Saturday, November 8, 2008

A 1954 Chevy Bel Air V-8

A couple of weeks ago, I posted this poem about my brother. It's about the night I got a call from an emergency room doctor telling me that my brother had suffered another stroke, and it's about how I was placed in the position of giving guidelines for whether to let him live or die.

He lived.

My brother is a long story, but the heart of it is that for the last 6 years I've been responsible for the care of and witness to the steady decline of a man I love, a man who knew a dozen languages, a philosopher who knew enough nuclear physics and computer code to make a tidy living while leading Sierra Club trips and pursuing his passion for trains - old trains, new trains, passenger trains, freight trains, real trains, model trains. He loved traipsing around the Sierra Mountains and the back roads of Italy.

When I presented him with a copy of a novel I'd written, he opened the covers, read the first page and threw the book against the wall.
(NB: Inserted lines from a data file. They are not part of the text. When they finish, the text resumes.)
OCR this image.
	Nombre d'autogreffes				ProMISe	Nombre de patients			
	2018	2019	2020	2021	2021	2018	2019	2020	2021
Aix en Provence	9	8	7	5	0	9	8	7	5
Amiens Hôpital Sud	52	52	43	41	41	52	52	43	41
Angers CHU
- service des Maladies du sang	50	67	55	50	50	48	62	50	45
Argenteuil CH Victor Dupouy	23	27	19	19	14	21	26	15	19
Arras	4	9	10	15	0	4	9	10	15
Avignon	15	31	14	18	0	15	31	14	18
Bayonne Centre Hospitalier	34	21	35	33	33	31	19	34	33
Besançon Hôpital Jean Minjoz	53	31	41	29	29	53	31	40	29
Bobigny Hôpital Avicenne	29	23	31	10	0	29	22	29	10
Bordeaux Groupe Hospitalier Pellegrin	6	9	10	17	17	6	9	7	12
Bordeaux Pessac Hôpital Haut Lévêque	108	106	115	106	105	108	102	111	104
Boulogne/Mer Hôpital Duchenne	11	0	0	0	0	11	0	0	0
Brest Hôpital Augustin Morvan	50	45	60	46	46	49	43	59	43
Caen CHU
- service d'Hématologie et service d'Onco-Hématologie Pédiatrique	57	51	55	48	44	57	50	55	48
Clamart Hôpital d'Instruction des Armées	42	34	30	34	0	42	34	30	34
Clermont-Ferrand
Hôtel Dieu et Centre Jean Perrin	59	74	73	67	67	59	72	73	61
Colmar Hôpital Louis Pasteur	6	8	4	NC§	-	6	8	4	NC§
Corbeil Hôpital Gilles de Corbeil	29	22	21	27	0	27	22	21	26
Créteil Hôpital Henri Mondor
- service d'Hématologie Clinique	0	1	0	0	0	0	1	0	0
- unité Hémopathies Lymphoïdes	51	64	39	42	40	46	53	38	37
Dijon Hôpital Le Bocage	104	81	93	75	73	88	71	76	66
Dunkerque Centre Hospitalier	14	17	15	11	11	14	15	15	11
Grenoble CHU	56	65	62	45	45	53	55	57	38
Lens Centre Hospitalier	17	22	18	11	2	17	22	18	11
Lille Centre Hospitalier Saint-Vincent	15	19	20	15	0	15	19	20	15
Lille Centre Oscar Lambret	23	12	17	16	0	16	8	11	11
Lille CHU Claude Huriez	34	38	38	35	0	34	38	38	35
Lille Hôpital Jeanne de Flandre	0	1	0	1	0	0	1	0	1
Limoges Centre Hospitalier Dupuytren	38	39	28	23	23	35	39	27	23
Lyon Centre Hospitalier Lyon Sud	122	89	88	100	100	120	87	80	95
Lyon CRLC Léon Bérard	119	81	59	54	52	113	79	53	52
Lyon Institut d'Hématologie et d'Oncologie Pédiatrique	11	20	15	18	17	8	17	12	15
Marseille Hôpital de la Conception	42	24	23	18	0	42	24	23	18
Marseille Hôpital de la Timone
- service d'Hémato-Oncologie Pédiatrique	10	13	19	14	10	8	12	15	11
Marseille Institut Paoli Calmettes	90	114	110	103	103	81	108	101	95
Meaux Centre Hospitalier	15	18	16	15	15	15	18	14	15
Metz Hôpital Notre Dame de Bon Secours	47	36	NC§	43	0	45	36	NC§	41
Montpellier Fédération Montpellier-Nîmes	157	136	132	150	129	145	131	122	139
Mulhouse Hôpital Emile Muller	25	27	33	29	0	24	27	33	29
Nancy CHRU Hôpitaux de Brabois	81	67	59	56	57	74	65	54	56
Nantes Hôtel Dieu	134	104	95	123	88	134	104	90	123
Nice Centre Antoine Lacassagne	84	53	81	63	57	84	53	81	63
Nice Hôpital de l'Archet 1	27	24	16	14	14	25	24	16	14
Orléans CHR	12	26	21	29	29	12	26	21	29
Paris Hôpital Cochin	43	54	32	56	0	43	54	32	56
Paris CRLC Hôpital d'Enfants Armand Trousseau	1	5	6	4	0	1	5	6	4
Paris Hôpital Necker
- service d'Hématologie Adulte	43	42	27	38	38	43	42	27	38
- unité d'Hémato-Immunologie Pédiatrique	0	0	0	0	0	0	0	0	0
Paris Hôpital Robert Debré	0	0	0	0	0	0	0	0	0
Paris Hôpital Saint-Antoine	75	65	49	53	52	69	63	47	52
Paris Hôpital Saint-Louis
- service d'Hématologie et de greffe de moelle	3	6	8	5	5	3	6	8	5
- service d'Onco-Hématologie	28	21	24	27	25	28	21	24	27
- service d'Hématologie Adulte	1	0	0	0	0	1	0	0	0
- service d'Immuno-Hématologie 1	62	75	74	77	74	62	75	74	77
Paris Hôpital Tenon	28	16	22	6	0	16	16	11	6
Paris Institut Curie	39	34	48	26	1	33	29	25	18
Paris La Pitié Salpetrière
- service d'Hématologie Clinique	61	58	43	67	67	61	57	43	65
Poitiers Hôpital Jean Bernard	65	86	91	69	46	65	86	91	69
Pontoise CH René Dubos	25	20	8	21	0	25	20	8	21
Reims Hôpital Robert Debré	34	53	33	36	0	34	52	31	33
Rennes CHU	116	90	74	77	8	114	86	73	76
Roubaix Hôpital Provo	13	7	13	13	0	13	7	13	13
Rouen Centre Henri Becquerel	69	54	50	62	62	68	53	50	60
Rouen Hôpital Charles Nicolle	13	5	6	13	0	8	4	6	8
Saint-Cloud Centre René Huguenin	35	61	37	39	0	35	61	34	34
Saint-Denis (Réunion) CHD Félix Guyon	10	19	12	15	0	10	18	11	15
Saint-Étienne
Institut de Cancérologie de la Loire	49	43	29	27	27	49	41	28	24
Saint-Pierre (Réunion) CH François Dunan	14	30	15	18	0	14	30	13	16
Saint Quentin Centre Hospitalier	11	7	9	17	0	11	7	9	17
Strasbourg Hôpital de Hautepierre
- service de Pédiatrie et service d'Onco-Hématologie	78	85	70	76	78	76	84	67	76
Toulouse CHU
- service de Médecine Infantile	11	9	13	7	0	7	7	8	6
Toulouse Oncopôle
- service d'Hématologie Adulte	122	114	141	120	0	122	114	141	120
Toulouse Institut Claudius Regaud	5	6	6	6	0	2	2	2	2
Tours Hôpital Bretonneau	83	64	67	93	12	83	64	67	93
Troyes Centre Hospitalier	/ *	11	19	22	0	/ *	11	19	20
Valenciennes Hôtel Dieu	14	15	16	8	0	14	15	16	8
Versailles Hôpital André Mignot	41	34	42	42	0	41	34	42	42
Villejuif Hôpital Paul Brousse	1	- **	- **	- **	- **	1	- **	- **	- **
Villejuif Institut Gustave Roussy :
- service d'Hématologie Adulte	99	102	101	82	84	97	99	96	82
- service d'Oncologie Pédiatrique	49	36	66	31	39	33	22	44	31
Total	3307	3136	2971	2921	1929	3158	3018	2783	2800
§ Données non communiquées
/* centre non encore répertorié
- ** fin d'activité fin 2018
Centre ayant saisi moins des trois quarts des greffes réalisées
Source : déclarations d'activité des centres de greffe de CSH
On page one I'd mentioned a 1954 Chevy Bel Air V-8. "They didn't make a V-8 in fifty-four!" he shouted. He did not suffer fools gladly, and often in his eyes I was the fool.

He sang in the Berkeley opera. He taught me to play guitar. He has a collection of old blues records that's like a field trip to the Mississippi delta.

He was a beatnik in an era of hippies, a cynic in an era of optimism, an alcoholic in an era of drugs. He supported every charity that came to his door.

A week ago, he had another stroke. I was with him yesterday. I am still the incompetent god, but still the only one on call. He is in hospice care. He has horrible infections in his skin and needs occasional morphine for pain. He fades in and out. Dementia has decimated his brain, but he still recognizes me and his old friends and - I swear - he understands what we say even if he can't respond. I am convinced that somewhere within all the confusion and incoherence of his mind there is still a kernel of clarity. I am convinced that he still wants to live and that he will let us know when he is ready to die. Until he is ready to accept death, I am not going to accept it for him. The hospice wanted to maximize his morphine and limit his other drugs, to limit his feeding, to consider what they view as a poor quality of life, to let him go. I disagreed, and by law I'm still the one in charge.

We were always telepathic. He came to me two weeks ago, inspiring me to read that poem. He spoke to me yesterday without opening his mouth. He still wants to live. I'm not making this up; it's too painful for fancy. He still wants to live.